魔獣物語〈序章〉
だが、ダンは死んでいなかった。
ほんの一瞬、ほんの数秒間、気を失っていただけである。
次にダンが目にしたのは、魔人の背中から突き出た1本の剣であった。
魔人がゆっくりと、前のめりに倒れていく。
そうして、魔人が地面に倒れ伏すと、魔人の陰に隠れて見えなかった1人の小さな少女の姿が、ダンの目に映った。
カナである。
意識を取り戻したカナは、ダンが火炎魔法を発動させるのを見た。

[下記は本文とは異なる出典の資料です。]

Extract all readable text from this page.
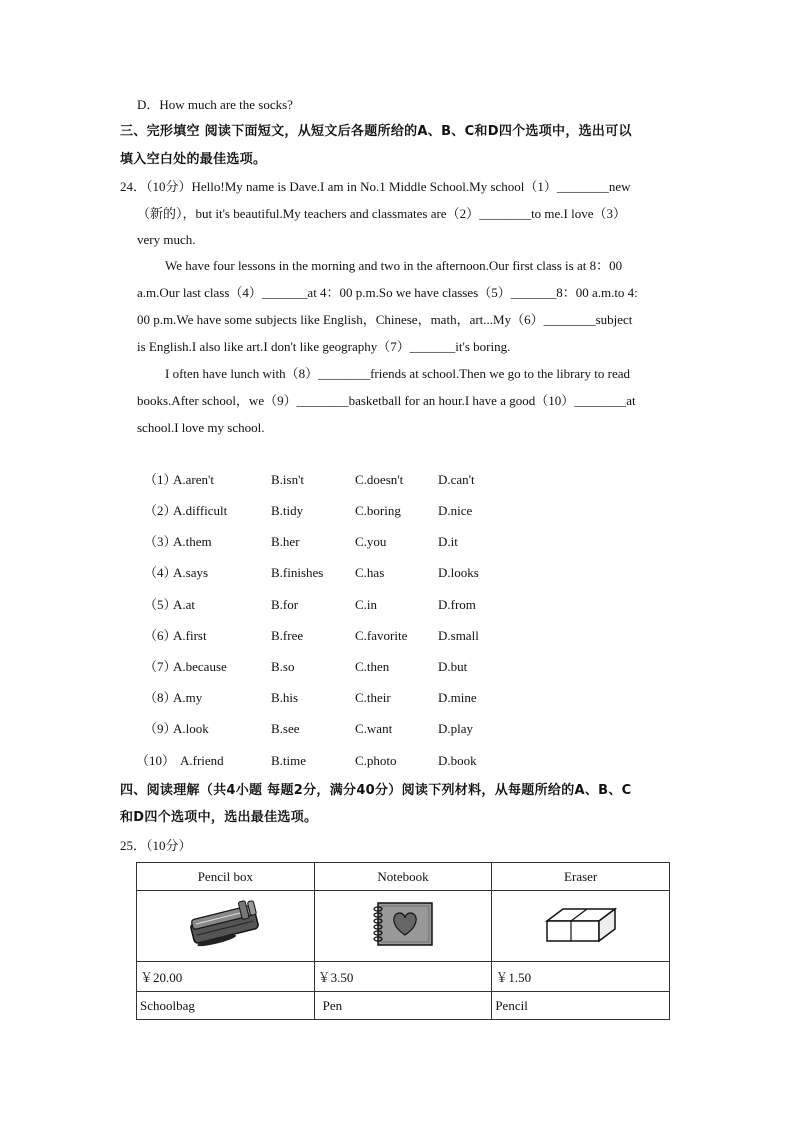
D．How much are the socks?
三、完形填空 阅读下面短文，从短文后各题所给的A、B、C和D四个选项中，选出可以
填入空白处的最佳选项。
24．（10分）Hello!My name is Dave.I am in No.1 Middle School.My school（1）________new
（新的），but it's beautiful.My teachers and classmates are（2）________to me.I love（3）
very much.
We have four lessons in the morning and two in the afternoon.Our first class is at 8：00
a.m.Our last class（4）_______at 4：00 p.m.So we have classes（5）_______8：00 a.m.to 4:
00 p.m.We have some subjects like English，Chinese，math，art...My（6）________subject
is English.I also like art.I don't like geography（7）_______it's boring.
I often have lunch with（8）________friends at school.Then we go to the library to read
books.After school，we（9）________basketball for an hour.I have a good（10）________at
school.I love my school.
（1）
A.aren't	B.isn't	C.doesn't	D.can't
（2）
A.difficult	B.tidy	C.boring	D.nice
（3）
A.them	B.her	C.you	D.it
（4）
A.says	B.finishes C.has	D.looks
（5）
A.at	B.for	C.in	D.from
（6）
A.first	B.free	C.favorite D.small
（7）
A.because	B.so	C.then	D.but
（8）
A.my	B.his	C.their	D.mine
（9）
A.look	B.see	C.want	D.play
（10） A.friend	B.time	C.photo	D.book
四、阅读理解（共4小题 每题2分，满分40分）阅读下列材料，从每题所给的A、B、C
和D四个选项中，选出最佳选项。
25．（10分）
Pencil box	Notebook	Eraser

￥20.00	￥3.50	￥1.50
Schoolbag	Pen	Pencil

それはダンにとって、最後の切り札とも言える魔法である。
しかし、魔人はそれでも倒れなかった。
ダンに死の影が迫っている。
そう感じたカナは、駆け出していた。
地面に刺さったままになっていた自分の剣を取り戻し、魔人の攻撃から逃げようともしないダンを蹴り飛ばして助け、魔人の腹に剣を突き立てた。
今度は迷わなかった。
目一杯の力で魔人の腹部に突き立てられた剣は、魔人の体を貫通していた。
時が止まったように、誰一人動こうとしなかった。
倒れた魔人の体が、ビクビクと痙攣するのみである。